Imagine you have your web application and some workflow executors:
- http-server (serving pre-build asset files) - production
- builder (compiling/bundling js/css/html from sources) - deployment/development
- debugger/builder (building from sources on the fly, add js source maps) - development
- selenium (running tests) - integration testing
How can we construct layered images to get those workflow executors working the most effectively? By effectively I mean "fastest to run and least to write".
The answer might be straightforward: just create 4 Dockerfile
s one depending on another.
You can add a volume to share build from sources part. The question is whether you want result assets to be included in the image or build it from sources each time.

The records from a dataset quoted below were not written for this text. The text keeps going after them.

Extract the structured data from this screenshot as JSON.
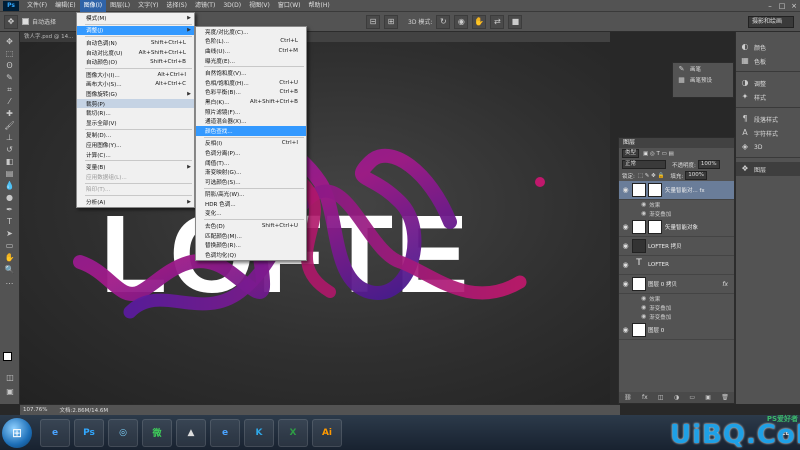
{
  "app": {
    "logo": "Ps"
  },
  "menubar": {
    "items": [
      "文件(F)",
      "编辑(E)",
      "图像(I)",
      "图层(L)",
      "文字(Y)",
      "选择(S)",
      "滤镜(T)",
      "3D(D)",
      "视图(V)",
      "窗口(W)",
      "帮助(H)"
    ],
    "active_index": 2
  },
  "optionsbar": {
    "auto_select_label": "自动选择",
    "mode_3d_label": "3D 模式:",
    "workspace": "摄影和绘画"
  },
  "tabs": [
    {
      "label": "铁人字.psd @ 14...",
      "active": false
    },
    {
      "label": "...形对象, 拷贝, RGB/8)",
      "active": true
    }
  ],
  "image_menu": {
    "items": [
      {
        "label": "模式(M)",
        "shortcut": "",
        "submenu": true
      },
      {
        "sep": true
      },
      {
        "label": "调整(J)",
        "shortcut": "",
        "submenu": true,
        "highlight": "blue"
      },
      {
        "sep": true
      },
      {
        "label": "自动色调(N)",
        "shortcut": "Shift+Ctrl+L"
      },
      {
        "label": "自动对比度(U)",
        "shortcut": "Alt+Shift+Ctrl+L"
      },
      {
        "label": "自动颜色(O)",
        "shortcut": "Shift+Ctrl+B"
      },
      {
        "sep": true
      },
      {
        "label": "图像大小(I)...",
        "shortcut": "Alt+Ctrl+I"
      },
      {
        "label": "画布大小(S)...",
        "shortcut": "Alt+Ctrl+C"
      },
      {
        "label": "图像旋转(G)",
        "shortcut": "",
        "submenu": true
      },
      {
        "label": "裁剪(P)",
        "shortcut": "",
        "highlight": "grey"
      },
      {
        "label": "裁切(R)...",
        "shortcut": ""
      },
      {
        "label": "显示全部(V)",
        "shortcut": ""
      },
      {
        "sep": true
      },
      {
        "label": "复制(D)...",
        "shortcut": ""
      },
      {
        "label": "应用图像(Y)...",
        "shortcut": ""
      },
      {
        "label": "计算(C)...",
        "shortcut": ""
      },
      {
        "sep": true
      },
      {
        "label": "变量(B)",
        "shortcut": "",
        "submenu": true
      },
      {
        "label": "应用数据组(L)...",
        "shortcut": "",
        "disabled": true
      },
      {
        "sep": true
      },
      {
        "label": "陷印(T)...",
        "shortcut": "",
        "disabled": true
      },
      {
        "sep": true
      },
      {
        "label": "分析(A)",
        "shortcut": "",
        "submenu": true
      }
    ]
  },
  "adjust_menu": {
    "items": [
      {
        "label": "亮度/对比度(C)...",
        "shortcut": ""
      },
      {
        "label": "色阶(L)...",
        "shortcut": "Ctrl+L"
      },
      {
        "label": "曲线(U)...",
        "shortcut": "Ctrl+M"
      },
      {
        "label": "曝光度(E)...",
        "shortcut": ""
      },
      {
        "sep": true
      },
      {
        "label": "自然饱和度(V)...",
        "shortcut": ""
      },
      {
        "label": "色相/饱和度(H)...",
        "shortcut": "Ctrl+U"
      },
      {
        "label": "色彩平衡(B)...",
        "shortcut": "Ctrl+B"
      },
      {
        "label": "黑白(K)...",
        "shortcut": "Alt+Shift+Ctrl+B"
      },
      {
        "label": "照片滤镜(F)...",
        "shortcut": ""
      },
      {
        "label": "通道混合器(X)...",
        "shortcut": ""
      },
      {
        "label": "颜色查找...",
        "shortcut": "",
        "highlight": "blue"
      },
      {
        "sep": true
      },
      {
        "label": "反相(I)",
        "shortcut": "Ctrl+I"
      },
      {
        "label": "色调分离(P)...",
        "shortcut": ""
      },
      {
        "label": "阈值(T)...",
        "shortcut": ""
      },
      {
        "label": "渐变映射(G)...",
        "shortcut": ""
      },
      {
        "label": "可选颜色(S)...",
        "shortcut": ""
      },
      {
        "sep": true
      },
      {
        "label": "阴影/高光(W)...",
        "shortcut": ""
      },
      {
        "label": "HDR 色调...",
        "shortcut": ""
      },
      {
        "label": "变化...",
        "shortcut": ""
      },
      {
        "sep": true
      },
      {
        "label": "去色(D)",
        "shortcut": "Shift+Ctrl+U"
      },
      {
        "label": "匹配颜色(M)...",
        "shortcut": ""
      },
      {
        "label": "替换颜色(R)...",
        "shortcut": ""
      },
      {
        "label": "色调均化(Q)",
        "shortcut": ""
      }
    ]
  },
  "canvas": {
    "text": "LOFTE"
  },
  "status": {
    "zoom": "107.76%",
    "doc": "文档:2.86M/14.6M"
  },
  "history_panel": {
    "items": [
      "画笔",
      "画笔预设"
    ]
  },
  "dock": {
    "items": [
      "颜色",
      "色板",
      "调整",
      "样式",
      "段落样式",
      "字符样式",
      "3D",
      "图层"
    ]
  },
  "layers_panel": {
    "title": "图层",
    "kind_label": "类型",
    "blend_mode": "正常",
    "opacity_label": "不透明度:",
    "opacity": "100%",
    "lock_label": "锁定:",
    "fill_label": "填充:",
    "fill": "100%",
    "layers": [
      {
        "name": "矢量智能对... fx",
        "selected": true,
        "mask": true,
        "effects": [
          "效果",
          "渐变叠加"
        ]
      },
      {
        "name": "矢量智能对象",
        "selected": false,
        "mask": true,
        "effects": []
      },
      {
        "name": "LOFTER 拷贝",
        "selected": false,
        "mask": false,
        "text": false,
        "effects": []
      },
      {
        "name": "LOFTER",
        "selected": false,
        "mask": false,
        "text": true,
        "effects": []
      },
      {
        "name": "图层 0 拷贝",
        "selected": false,
        "mask": false,
        "fx": true,
        "effects": [
          "效果",
          "渐变叠加",
          "渐变叠加"
        ]
      },
      {
        "name": "图层 0",
        "selected": false,
        "mask": false,
        "effects": []
      }
    ]
  },
  "taskbar": {
    "apps": [
      "e",
      "Ps",
      "◎",
      "微",
      "▲",
      "e",
      "K",
      "X",
      "Ai"
    ],
    "tray_text": "CE"
  },
  "watermark": {
    "text": "UiBQ.CoM",
    "site": "PS爱好者"
  }
}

Create 4 folders to have Dockerfile
in each.
Production
production/Dockefile
:
FROM # put server here
COPY # put config here
# some other option
# volume sharing?
Build
build/Dockerfile
:
# install dependencies
ADD # add sources here
RUN # some building script
Debug
debug/Dockefile
:
# ideally, configure production or build image
Test
test/Dockefile
:
FROM # import production
# install test dependencies
RUN # test runner
There are also several options.
1. Use .gitignore with negative pattern (or ADD?)
*
!directory-i-want-to-add
!another-directory-i-want-to-add
Plus use docker command specifying dockerfiles and context:
docker build -t my/debug-image -f docker-debug .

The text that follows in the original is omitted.